For reference, this is a Resonant Peak impairment in a FBC downstream spectrum. A normal scan would not have that peak in the middle-right, but would simply be flat. Taking a look at the official DOCSIS PNM best practices guide, causes for a Resonant Peak on a cable line could be: 'defective components, cold solder joints, loose modules (or module covers), loose or missing screws.'
Anyways, here's my methodology. Before we dig deep, what is meant by a conditional? In above example, one such conditional could be the flatness of the channel in which the resonant peak has its peak. Basically the range around the peak. There are cases of very flat 'resonant peaks' which are not resonant peaks. When the algorithm was still much too general, the following was getting classified as a resonant peak.
- Create unittests. Find 'case studies' of interesting samples in your data that show off normal cases and edge cases. Do not forget to include important true negatives - scans that do not contain a pattern, but might (if your conditionals are not specific enough). Those true negatives come up while testing, when you find that your algorithm is too general and returns false positives. After fixing the false positives they turn into true negatives.
- Your conditionals need to be as specific as possible, but also as general as possible. This is a contradiction, but bear with me. There are many possibilities, you can use derivatives, averages, percentiles, fitting to curves, anything your heart desires. But which one is the best. Use the one that separates the best. Often I see that an idea, like making sure the range around the resonant peak in the above example is not flat, just does not separate good enough. There are true positives with flatness 1 and error 1, and then there are false positives with flatness 1.1 and error 1 up to flatness 8. See what I mean? It is too close. Since I only see a small subset of the data, I deem this too risky.
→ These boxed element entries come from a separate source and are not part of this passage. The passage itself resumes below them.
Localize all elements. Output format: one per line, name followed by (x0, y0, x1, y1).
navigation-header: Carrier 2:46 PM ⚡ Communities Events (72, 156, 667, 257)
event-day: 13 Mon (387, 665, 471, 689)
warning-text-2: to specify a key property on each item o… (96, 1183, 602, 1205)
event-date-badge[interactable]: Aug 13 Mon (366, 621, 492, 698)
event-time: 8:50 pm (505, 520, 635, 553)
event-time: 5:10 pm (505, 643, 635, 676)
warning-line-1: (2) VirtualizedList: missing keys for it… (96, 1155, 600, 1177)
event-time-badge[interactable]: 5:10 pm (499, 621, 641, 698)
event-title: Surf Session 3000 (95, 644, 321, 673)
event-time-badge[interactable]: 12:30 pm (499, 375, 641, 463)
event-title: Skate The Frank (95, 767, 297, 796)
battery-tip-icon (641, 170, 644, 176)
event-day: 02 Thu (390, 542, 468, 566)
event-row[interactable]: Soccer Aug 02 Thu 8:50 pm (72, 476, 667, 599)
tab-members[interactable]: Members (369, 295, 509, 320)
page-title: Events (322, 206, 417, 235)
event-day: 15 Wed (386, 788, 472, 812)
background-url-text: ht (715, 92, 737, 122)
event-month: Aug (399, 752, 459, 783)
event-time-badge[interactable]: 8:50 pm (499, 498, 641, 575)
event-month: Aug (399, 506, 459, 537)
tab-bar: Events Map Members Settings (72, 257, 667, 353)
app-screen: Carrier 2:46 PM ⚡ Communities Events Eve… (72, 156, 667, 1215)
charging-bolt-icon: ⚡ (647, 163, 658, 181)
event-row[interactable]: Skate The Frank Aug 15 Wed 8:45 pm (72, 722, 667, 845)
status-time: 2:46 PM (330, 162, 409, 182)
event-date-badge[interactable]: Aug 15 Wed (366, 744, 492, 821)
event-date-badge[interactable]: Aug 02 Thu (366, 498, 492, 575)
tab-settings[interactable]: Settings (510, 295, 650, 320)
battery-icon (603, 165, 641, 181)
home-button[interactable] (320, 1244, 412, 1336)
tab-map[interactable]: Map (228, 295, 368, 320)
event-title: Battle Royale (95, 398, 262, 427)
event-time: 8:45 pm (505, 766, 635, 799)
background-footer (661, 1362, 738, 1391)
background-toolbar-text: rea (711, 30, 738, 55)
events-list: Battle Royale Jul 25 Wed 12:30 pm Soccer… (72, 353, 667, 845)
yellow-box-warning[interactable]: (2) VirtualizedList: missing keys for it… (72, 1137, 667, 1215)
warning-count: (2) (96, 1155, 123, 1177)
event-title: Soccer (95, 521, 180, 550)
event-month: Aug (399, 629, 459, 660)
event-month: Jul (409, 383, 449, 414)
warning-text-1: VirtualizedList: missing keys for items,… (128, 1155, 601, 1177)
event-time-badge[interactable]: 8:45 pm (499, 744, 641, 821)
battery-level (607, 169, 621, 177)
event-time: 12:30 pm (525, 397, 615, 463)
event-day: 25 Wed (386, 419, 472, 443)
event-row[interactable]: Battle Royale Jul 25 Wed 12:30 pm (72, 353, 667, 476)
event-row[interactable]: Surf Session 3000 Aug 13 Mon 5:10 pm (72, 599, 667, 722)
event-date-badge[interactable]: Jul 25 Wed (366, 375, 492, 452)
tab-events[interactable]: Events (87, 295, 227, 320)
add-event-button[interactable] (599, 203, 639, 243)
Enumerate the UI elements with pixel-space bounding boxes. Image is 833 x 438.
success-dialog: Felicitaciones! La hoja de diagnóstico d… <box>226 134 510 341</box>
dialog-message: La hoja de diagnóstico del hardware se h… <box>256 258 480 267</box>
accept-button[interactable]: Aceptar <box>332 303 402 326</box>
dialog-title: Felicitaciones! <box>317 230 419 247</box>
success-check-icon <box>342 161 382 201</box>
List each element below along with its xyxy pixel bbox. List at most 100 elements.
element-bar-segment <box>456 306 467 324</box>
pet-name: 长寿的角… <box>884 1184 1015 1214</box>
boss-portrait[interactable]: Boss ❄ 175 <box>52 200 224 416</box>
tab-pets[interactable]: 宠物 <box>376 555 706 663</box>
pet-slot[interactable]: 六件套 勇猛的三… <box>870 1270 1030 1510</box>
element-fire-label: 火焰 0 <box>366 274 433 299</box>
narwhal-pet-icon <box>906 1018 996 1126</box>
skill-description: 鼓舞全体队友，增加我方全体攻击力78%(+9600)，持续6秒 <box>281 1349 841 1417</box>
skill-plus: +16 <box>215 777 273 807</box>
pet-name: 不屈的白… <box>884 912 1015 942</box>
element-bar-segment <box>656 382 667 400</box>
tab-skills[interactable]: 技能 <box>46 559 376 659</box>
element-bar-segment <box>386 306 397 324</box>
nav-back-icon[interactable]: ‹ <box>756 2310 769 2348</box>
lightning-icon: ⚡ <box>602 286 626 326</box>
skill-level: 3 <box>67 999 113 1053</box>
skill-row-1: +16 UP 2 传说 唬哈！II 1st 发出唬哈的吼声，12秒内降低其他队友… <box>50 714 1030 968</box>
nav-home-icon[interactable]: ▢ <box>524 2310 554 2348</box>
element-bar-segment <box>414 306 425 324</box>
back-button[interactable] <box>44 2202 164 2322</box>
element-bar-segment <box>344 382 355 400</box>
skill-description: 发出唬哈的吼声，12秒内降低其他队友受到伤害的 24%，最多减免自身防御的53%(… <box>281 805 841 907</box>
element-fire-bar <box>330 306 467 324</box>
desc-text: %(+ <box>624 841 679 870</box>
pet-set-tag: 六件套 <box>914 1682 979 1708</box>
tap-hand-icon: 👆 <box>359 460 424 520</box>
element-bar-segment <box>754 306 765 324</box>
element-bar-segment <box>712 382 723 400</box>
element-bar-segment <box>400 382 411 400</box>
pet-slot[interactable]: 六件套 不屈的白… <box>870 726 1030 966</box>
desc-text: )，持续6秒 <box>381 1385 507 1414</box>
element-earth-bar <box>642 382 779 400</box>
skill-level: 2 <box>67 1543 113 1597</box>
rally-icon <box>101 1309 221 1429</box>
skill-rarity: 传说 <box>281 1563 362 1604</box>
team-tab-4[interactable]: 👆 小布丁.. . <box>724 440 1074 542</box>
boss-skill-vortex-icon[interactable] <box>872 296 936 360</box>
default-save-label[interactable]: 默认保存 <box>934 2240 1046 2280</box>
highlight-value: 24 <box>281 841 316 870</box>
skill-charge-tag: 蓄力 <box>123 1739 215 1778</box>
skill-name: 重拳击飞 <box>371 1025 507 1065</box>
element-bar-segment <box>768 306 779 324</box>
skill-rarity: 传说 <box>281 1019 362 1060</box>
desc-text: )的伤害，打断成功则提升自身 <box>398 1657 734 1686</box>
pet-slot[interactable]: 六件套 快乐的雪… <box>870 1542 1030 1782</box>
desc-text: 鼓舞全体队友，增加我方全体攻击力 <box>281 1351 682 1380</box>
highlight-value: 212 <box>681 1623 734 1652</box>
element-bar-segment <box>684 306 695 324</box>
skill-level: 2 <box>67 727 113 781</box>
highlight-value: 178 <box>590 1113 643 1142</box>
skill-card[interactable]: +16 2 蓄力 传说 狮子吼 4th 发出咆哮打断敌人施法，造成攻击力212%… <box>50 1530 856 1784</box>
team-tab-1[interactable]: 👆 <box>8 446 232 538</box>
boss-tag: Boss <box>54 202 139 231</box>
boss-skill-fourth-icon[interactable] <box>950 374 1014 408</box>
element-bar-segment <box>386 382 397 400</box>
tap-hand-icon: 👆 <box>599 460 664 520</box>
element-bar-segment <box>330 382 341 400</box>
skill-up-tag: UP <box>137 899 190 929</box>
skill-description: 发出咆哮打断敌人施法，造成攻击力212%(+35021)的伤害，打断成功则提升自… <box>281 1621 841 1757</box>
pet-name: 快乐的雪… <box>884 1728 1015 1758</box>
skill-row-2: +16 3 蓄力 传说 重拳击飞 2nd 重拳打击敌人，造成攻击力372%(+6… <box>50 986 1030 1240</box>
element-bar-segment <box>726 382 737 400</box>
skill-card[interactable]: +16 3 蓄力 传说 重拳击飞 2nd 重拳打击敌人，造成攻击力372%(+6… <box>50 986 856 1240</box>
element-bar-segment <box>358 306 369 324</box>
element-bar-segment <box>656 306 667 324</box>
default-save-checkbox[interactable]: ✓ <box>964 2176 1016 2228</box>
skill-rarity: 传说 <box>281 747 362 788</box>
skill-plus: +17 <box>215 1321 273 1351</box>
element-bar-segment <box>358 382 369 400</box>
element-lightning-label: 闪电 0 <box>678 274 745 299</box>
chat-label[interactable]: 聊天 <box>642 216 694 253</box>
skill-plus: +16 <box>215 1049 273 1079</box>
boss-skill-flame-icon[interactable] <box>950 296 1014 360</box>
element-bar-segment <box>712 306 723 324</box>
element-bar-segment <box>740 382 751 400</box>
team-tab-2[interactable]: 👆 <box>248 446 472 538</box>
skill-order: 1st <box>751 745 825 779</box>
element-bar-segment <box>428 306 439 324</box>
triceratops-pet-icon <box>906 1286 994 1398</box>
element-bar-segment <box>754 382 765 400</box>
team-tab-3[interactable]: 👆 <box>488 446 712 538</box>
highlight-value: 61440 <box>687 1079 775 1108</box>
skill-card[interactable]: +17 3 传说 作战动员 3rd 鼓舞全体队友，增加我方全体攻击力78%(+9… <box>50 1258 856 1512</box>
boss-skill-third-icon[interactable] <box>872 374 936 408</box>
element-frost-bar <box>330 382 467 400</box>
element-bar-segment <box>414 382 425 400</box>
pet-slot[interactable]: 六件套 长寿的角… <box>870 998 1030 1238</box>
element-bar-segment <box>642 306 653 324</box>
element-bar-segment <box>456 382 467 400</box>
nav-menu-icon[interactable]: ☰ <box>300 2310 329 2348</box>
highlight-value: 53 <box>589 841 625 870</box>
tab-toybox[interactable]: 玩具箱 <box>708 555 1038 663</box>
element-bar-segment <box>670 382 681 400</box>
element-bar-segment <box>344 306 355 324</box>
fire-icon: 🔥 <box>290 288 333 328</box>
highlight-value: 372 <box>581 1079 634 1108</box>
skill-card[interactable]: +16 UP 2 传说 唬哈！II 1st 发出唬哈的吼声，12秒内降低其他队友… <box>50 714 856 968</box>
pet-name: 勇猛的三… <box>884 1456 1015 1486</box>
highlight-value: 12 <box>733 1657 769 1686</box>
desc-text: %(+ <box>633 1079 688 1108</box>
- The conditionals do not need to be perfect. It is good if you can simply reduce false positives. For example, the flatness above can be made very strict. This gets rid of half of the false positives, which is good enough. Maybe this particular conditional simply does not separate perfectly between true positive and true negative? It is fine. Of course, if you come up with a better conditional, you can get rid of the earlier, worse one. Do not forget that. With that, on to the last point.
- Keep it as simple as possible. Get rid of conditionals that once worked but got replaced by better ones. There is more than just the error rate, such as efficiency - an algorithm that is too slow can only see limited use.
Here's a few additional notes on each point. Regarding point 1. This can also be compared to labelling data and machine learning, but on an extremely small scale. Each unittest is a label - I looked at the sample manually and detected whether there is my pattern. Using initial unittests I compose a few conditionals with hardcoded constants. Afterwards, when I see a wrong detection, I adjust my conditionals. Regarding point 2. A conditional that separates very well was the flatness one with wave. On the left side we see a correct wave. On the right side - a false positive. The algorithm sees the black line (since channel blocks are stitched together) and in the FFT this is apparently good enough to count as a wave. But, the majority of channels are just flat. Thus, checking for flatness across the spectrum gives us another good conditional.
Update: Checking the channels at the edges of the resonant peak too and making the flatness check much more strict (flatness < .6 and err < .3) makes this a much better separator on the given unittests. There is a lot of difference between true negatives (usually at least one channel at flatness < .4) and true positives (usually all channels above 1, often above 2). This is what we want: A lot of room for error.